Эндрю осторожно приподняли и уложили на жесткое. Судя по всему, это была крышка стола.
— Что значит — «сам не пойму»? — спросил Эндрю. Импровизированные носилки выволокли в коридор, и глазам Вернера открылся изувеченный потолок. Обшивка вся была в оплавленных дырах, сквозь них просвечивали коммуникации.
— Ну как-то все по-дурацки вышло, — начал объяснять сержант. — Ваш старпом часом не гомик был?
Эндрю утвердительно хмыкнул. Он сам от старпома не раз отмахивался подручным инструментом. Старпом был мужик любвеобильный, и тесных отношений с коммандером Фушем ему, видимо, не хватало. «А чего это о старпоме говорят в прошедшем времени?» — подумал Эндрю. Но спросить не успел.
— Я так и думал, — кивнул сержант. — Одни неприятности от этих пидоров. Короче, лейтенант, ваш старпом нашего парня в душевой пристрелил. Мы его, гада, поймали и отрихтовали слегка. Конечно, не до смерти, сам знаешь, у нас с этим строго, никакого самосуда. Но ребята очень уж на вас, астронавтов, осерчали. И значит, как раз уже собрались его дежурному сдать — а тут другие ваши набежали. И понеслось… Является дежурный, мол, почему нападение на офицера, все под арест, — а ему в репу ка-ак звезданет кто-то… Короче, через пару минут разобраться в том, кого бьют, никакой возможности не было. Все огребли — и ваши, и наши. Объявляют боевую тревогу, чтобы, значит, прекратить мордобитие, а в казарме уже пальба: шмаляют по нам из пистолетов, будто в тире. Мы их, ясное дело, забили, вызываем полкана: ты, мол, разберись, защита, не виноваты же. А он заперся и орет, что всем нам теперь хана. Типа измена и все такое. Тут появляется этот чудак, коммандер Фуш, и с ним еще какие-то ваши уроды. С лазерами. Короче, принялись нас убивать. Ну и вот… Я же говорю: везучий ты мужик, лейтенант.
— Ну, вы даете… — с трудом выговорил Эндрю.
— Сами удивляемся, — вздохнул сержант. — Ты сейчас единственный, кому на этой барже трибунал не светит.
Носилки догнал кто-то огромный, гулко топающий, и в поле зрения Вернера появилось новое лицо.
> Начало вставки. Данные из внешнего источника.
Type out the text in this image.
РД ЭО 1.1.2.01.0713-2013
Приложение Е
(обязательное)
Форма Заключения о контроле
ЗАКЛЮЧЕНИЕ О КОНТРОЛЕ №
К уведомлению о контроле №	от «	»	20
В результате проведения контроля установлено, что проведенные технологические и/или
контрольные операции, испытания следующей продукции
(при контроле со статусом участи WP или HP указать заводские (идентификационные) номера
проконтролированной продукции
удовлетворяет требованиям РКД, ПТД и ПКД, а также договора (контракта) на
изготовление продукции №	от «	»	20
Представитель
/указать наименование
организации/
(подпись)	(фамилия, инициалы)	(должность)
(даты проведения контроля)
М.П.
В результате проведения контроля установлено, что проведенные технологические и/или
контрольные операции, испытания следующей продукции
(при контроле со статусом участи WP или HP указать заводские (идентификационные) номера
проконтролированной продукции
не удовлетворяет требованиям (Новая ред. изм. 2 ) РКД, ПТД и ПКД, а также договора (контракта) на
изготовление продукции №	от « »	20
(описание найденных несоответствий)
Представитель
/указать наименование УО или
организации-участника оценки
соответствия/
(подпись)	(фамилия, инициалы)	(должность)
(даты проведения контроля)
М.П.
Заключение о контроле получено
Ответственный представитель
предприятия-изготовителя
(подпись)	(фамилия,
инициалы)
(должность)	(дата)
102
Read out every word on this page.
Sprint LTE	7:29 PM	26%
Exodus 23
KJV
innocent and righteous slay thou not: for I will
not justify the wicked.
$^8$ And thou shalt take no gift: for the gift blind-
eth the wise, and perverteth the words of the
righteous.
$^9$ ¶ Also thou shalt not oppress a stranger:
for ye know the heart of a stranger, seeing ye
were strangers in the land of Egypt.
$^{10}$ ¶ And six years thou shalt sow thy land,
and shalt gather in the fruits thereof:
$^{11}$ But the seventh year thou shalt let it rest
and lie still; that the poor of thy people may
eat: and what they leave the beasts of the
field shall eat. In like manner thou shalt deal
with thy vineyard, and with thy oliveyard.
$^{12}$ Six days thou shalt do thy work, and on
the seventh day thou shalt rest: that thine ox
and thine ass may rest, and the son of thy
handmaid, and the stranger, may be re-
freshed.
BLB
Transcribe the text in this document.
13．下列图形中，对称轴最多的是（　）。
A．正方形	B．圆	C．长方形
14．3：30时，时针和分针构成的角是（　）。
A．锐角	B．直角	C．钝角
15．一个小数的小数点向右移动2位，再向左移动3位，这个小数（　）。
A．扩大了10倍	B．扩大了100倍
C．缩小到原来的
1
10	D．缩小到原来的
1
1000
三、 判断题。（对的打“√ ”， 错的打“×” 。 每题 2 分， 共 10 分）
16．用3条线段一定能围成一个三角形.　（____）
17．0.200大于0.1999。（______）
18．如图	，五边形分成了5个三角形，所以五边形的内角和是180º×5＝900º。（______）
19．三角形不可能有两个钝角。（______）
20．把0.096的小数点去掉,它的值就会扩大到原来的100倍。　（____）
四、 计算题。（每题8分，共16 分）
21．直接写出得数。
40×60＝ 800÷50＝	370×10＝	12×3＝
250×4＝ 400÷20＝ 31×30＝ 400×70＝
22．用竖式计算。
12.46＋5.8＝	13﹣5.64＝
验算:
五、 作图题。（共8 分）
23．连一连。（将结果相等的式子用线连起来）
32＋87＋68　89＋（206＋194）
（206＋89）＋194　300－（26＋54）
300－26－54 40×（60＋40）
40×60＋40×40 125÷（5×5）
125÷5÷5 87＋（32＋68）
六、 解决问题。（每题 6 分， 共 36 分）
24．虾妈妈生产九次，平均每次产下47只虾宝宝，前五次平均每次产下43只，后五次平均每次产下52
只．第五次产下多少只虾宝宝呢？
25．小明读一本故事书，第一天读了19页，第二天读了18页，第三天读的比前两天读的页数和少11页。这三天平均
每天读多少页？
Этого человека Эндрю опознал сразу: Банни, капрал из взвода связи. Тут же проснулись какие-то обрывочные воспоминания. Внутренне Эндрю весь напрягся: воспоминания были нехороши.
— Живой! — выдохнул Банни. — Отлично. Порядок — Ты как, лейтенант?
— Дженни, — сказал Эндрю. — Где?
— Извини, лейтенант. — Банни помрачнел и насупился.
— Что значит «извини»?
— Ну… Извини, и все тут.
— Какие же вы гады… — прошептал Эндрю и крепко зажмурился.